1) Is it not written properly?
2) How can I pull out all this information in one shot in a more optimized way?
Thanks.
How many records? Shared or VPS? (Presuming one of those, as a host will seldom jump you for eating too much of your own resources.)
You have to consider that this may be more likely the cause:
home-made e-commerce system,
Seriously . . . I've seen a lot of horrible approaches. Most of the time it's related to how often and hard you're hammering the database, not the hammer itself.
A three table join shouldn't cause serious hiccups.
But after running for this long, you have a significantly greater amount of rows being joined together. Since you are joining everything to everything, you have an exponentional problem on your hands.

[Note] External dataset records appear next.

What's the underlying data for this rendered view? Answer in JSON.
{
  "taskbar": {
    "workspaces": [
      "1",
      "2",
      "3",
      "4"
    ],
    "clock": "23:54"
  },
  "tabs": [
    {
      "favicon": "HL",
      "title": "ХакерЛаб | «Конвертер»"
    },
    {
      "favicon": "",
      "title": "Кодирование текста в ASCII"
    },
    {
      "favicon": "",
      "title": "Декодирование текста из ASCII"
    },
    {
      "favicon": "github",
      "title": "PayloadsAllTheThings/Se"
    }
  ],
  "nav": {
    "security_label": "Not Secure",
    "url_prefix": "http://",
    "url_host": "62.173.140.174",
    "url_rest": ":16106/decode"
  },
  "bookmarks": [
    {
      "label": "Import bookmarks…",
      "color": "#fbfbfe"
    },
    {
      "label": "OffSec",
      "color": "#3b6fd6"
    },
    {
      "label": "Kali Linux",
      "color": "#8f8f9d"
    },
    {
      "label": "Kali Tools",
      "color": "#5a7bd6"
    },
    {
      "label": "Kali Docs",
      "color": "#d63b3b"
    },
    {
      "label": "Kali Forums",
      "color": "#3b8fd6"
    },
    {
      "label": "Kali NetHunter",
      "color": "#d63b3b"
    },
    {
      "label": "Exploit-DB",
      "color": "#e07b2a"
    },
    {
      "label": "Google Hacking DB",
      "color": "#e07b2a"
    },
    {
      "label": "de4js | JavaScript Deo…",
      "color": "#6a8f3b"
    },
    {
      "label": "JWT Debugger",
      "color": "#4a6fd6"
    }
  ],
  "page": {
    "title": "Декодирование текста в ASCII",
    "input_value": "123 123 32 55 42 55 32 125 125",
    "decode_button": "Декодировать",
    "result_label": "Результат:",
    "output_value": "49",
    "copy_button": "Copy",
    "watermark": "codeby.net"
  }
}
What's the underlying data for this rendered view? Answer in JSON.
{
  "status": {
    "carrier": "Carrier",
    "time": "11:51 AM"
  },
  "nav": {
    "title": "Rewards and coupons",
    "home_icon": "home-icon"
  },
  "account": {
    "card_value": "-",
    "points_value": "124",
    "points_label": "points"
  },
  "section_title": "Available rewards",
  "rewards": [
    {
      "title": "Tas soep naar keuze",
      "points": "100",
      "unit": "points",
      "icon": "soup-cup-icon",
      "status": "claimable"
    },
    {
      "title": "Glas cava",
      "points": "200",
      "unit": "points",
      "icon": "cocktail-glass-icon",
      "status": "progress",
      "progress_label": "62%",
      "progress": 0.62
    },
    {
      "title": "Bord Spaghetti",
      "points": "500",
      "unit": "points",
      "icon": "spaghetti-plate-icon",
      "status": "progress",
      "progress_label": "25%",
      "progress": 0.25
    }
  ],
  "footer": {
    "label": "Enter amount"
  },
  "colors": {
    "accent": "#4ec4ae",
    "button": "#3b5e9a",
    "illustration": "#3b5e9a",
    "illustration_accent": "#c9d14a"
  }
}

Find a way to limit the query, either by date or by a flag (completed) and you'll see it consume far less resources (and you'll get faster results). Make sure you put those limits first in your WHERE clause.
1) It's a shared server (not VPS).
2) I know some of the fields I'm linking are indexed, but not all, so I should probably fix that issue.

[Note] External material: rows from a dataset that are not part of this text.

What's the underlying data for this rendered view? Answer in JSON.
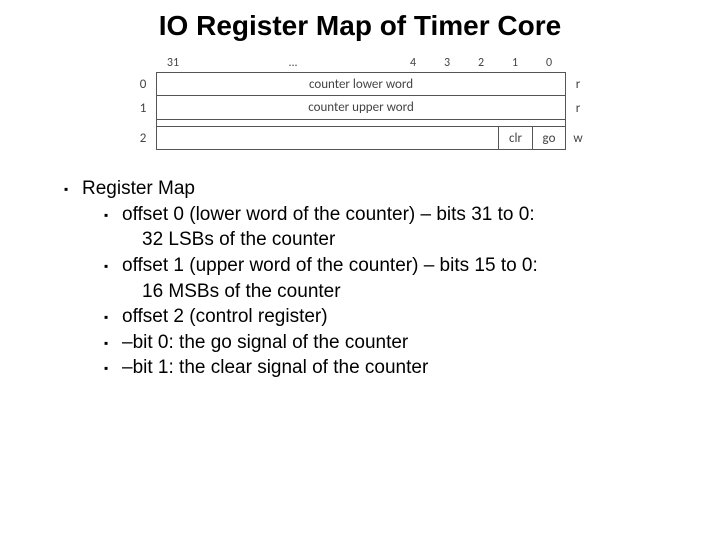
{
  "title": "IO Register Map of Timer Core",
  "diagram": {
    "bit_labels": {
      "b31": "31",
      "ellipsis": "...",
      "b4": "4",
      "b3": "3",
      "b2": "2",
      "b1": "1",
      "b0": "0"
    },
    "rows": [
      {
        "offset": "0",
        "label": "counter lower word",
        "access": "r"
      },
      {
        "offset": "1",
        "label": "counter upper word",
        "access": "r"
      },
      {
        "offset": "2",
        "clr": "clr",
        "go": "go",
        "access": "w"
      }
    ]
  },
  "bullets": {
    "heading": "Register Map",
    "items": [
      "offset 0 (lower word of the counter) – bits 31 to 0:",
      "32 LSBs of the counter",
      "offset 1 (upper word of the counter) – bits 15 to 0:",
      "16 MSBs of the counter",
      "offset 2 (control register)",
      "–bit 0: the go signal of the counter",
      "–bit 1: the clear signal of the counter"
    ]
  }
}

3) The customer table has about 200 records, the order table about 800, the inventory 1500, and the vendor about 15.
4) There is a limit on that select statement I left out above for simplicity sake. This is a backend order filling routine. We run it once a day. It lists the open orders, then we one by one select the order to fill, and close out that order and the SELECT command runs again. About once every 5 minutes. It always pulls up virtually instantly.
So here's the command above with the limit (o.balance > 0):
SELECT c.name,c.address,c.city,o.item,o.description,v.vendorname,i.onhand FROM customer_details as c, order_details as o, vendor as v, inventory as i WHERE c.ordernumber = o.ordernumber AND v.vendorid = i.vendorid AND i.item = o.item AND o.balance > 0;
SELECT c.name,c.address,c.city,o.item,o.description,v.vendorname,i.onhand
FROM customer_details AS c
JOIN order_details AS o ON c.ordernumber = o.ordernumber
JOIN inventory AS i ON i.item = o.item
JOIN vendor AS v ON v.vendorid = i.vendorid
Are you sure that the relationship between customer_details and order_details is on ordernumber? Normally you would see something like customernumber be the link.

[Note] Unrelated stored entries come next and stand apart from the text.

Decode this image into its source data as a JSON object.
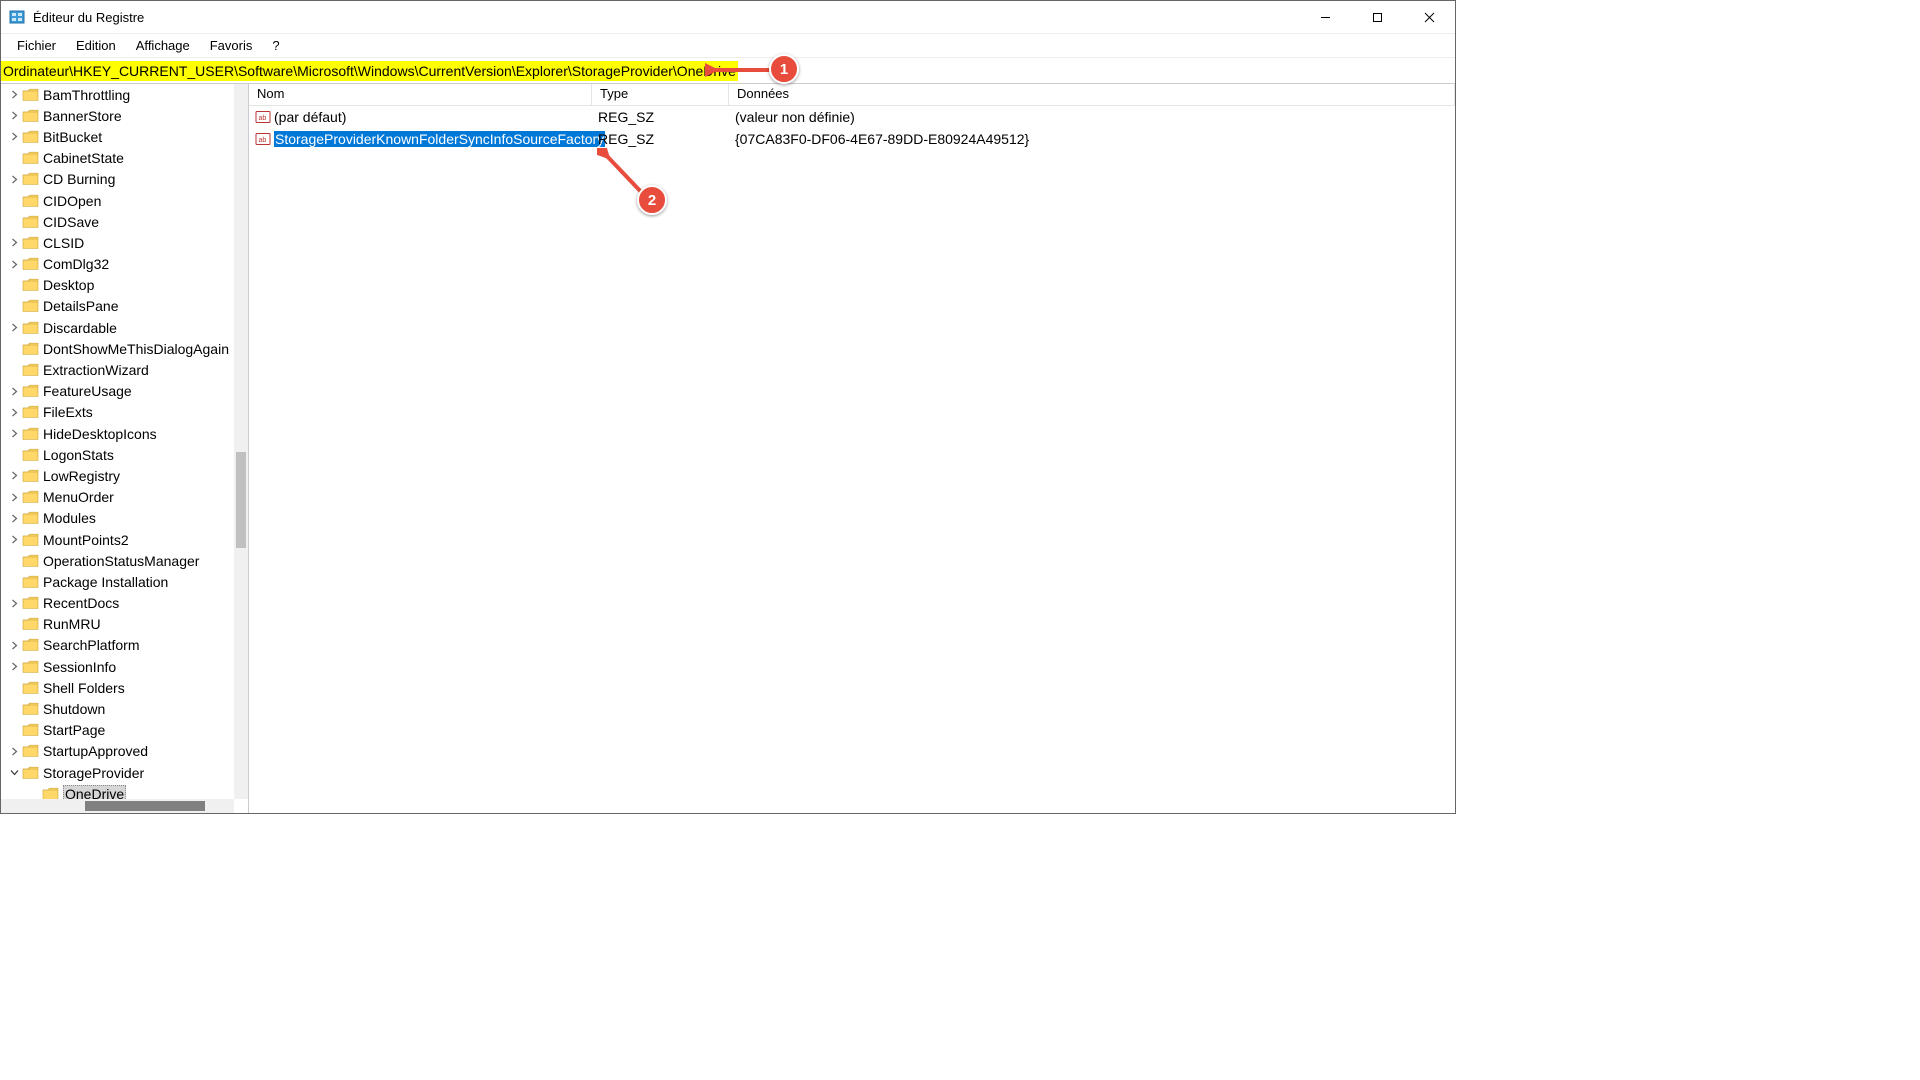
{
  "title": "Éditeur du Registre",
  "menu": [
    "Fichier",
    "Edition",
    "Affichage",
    "Favoris",
    "?"
  ],
  "address": "Ordinateur\\HKEY_CURRENT_USER\\Software\\Microsoft\\Windows\\CurrentVersion\\Explorer\\StorageProvider\\OneDrive",
  "columns": {
    "name": "Nom",
    "type": "Type",
    "data": "Données"
  },
  "tree": [
    {
      "label": "BamThrottling",
      "expand": true,
      "indent": 1
    },
    {
      "label": "BannerStore",
      "expand": true,
      "indent": 1
    },
    {
      "label": "BitBucket",
      "expand": true,
      "indent": 1
    },
    {
      "label": "CabinetState",
      "expand": false,
      "indent": 1
    },
    {
      "label": "CD Burning",
      "expand": true,
      "indent": 1
    },
    {
      "label": "CIDOpen",
      "expand": false,
      "indent": 1
    },
    {
      "label": "CIDSave",
      "expand": false,
      "indent": 1
    },
    {
      "label": "CLSID",
      "expand": true,
      "indent": 1
    },
    {
      "label": "ComDlg32",
      "expand": true,
      "indent": 1
    },
    {
      "label": "Desktop",
      "expand": false,
      "indent": 1
    },
    {
      "label": "DetailsPane",
      "expand": false,
      "indent": 1
    },
    {
      "label": "Discardable",
      "expand": true,
      "indent": 1
    },
    {
      "label": "DontShowMeThisDialogAgain",
      "expand": false,
      "indent": 1
    },
    {
      "label": "ExtractionWizard",
      "expand": false,
      "indent": 1
    },
    {
      "label": "FeatureUsage",
      "expand": true,
      "indent": 1
    },
    {
      "label": "FileExts",
      "expand": true,
      "indent": 1
    },
    {
      "label": "HideDesktopIcons",
      "expand": true,
      "indent": 1
    },
    {
      "label": "LogonStats",
      "expand": false,
      "indent": 1
    },
    {
      "label": "LowRegistry",
      "expand": true,
      "indent": 1
    },
    {
      "label": "MenuOrder",
      "expand": true,
      "indent": 1
    },
    {
      "label": "Modules",
      "expand": true,
      "indent": 1
    },
    {
      "label": "MountPoints2",
      "expand": true,
      "indent": 1
    },
    {
      "label": "OperationStatusManager",
      "expand": false,
      "indent": 1
    },
    {
      "label": "Package Installation",
      "expand": false,
      "indent": 1
    },
    {
      "label": "RecentDocs",
      "expand": true,
      "indent": 1
    },
    {
      "label": "RunMRU",
      "expand": false,
      "indent": 1
    },
    {
      "label": "SearchPlatform",
      "expand": true,
      "indent": 1
    },
    {
      "label": "SessionInfo",
      "expand": true,
      "indent": 1
    },
    {
      "label": "Shell Folders",
      "expand": false,
      "indent": 1
    },
    {
      "label": "Shutdown",
      "expand": false,
      "indent": 1
    },
    {
      "label": "StartPage",
      "expand": false,
      "indent": 1
    },
    {
      "label": "StartupApproved",
      "expand": true,
      "indent": 1
    },
    {
      "label": "StorageProvider",
      "expand": true,
      "open": true,
      "indent": 1
    },
    {
      "label": "OneDrive",
      "expand": false,
      "indent": 2,
      "selected": true
    }
  ],
  "values": [
    {
      "name": "(par défaut)",
      "type": "REG_SZ",
      "data": "(valeur non définie)",
      "selected": false
    },
    {
      "name": "StorageProviderKnownFolderSyncInfoSourceFactory ",
      "type": "REG_SZ",
      "data": "{07CA83F0-DF06-4E67-89DD-E80924A49512}",
      "selected": true
    }
  ],
  "annot": {
    "one": "1",
    "two": "2"
  }
}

Are you sure that the relationship between customer_details and order_details is on ordernumber? Normally you would see something like customernumber be the link.
Yes, on our site we decided early on that we didn't want to force a user to "sign up" to place an order, so it was designed for buyers to enter their name and shipping info for every order. The customer info is tied to the order. We did a survey years ago for repeat customers, and the ability to have their info saved was lowest on the list. Maybe someday that will be changed.
By the way, our hosting company announced yesterday that the server I'm on was going down for memory replacement due to some bad memory that "has been causing problems". Since our site has been running like this as is for 4-5 years without any problems, I'm thinking that they wrongly blamed me for my code "bringing the server to its knees" when in fact there were problems with the server all along. Although obviously I still want to make sure the code is optimized. And I think everyone for their help.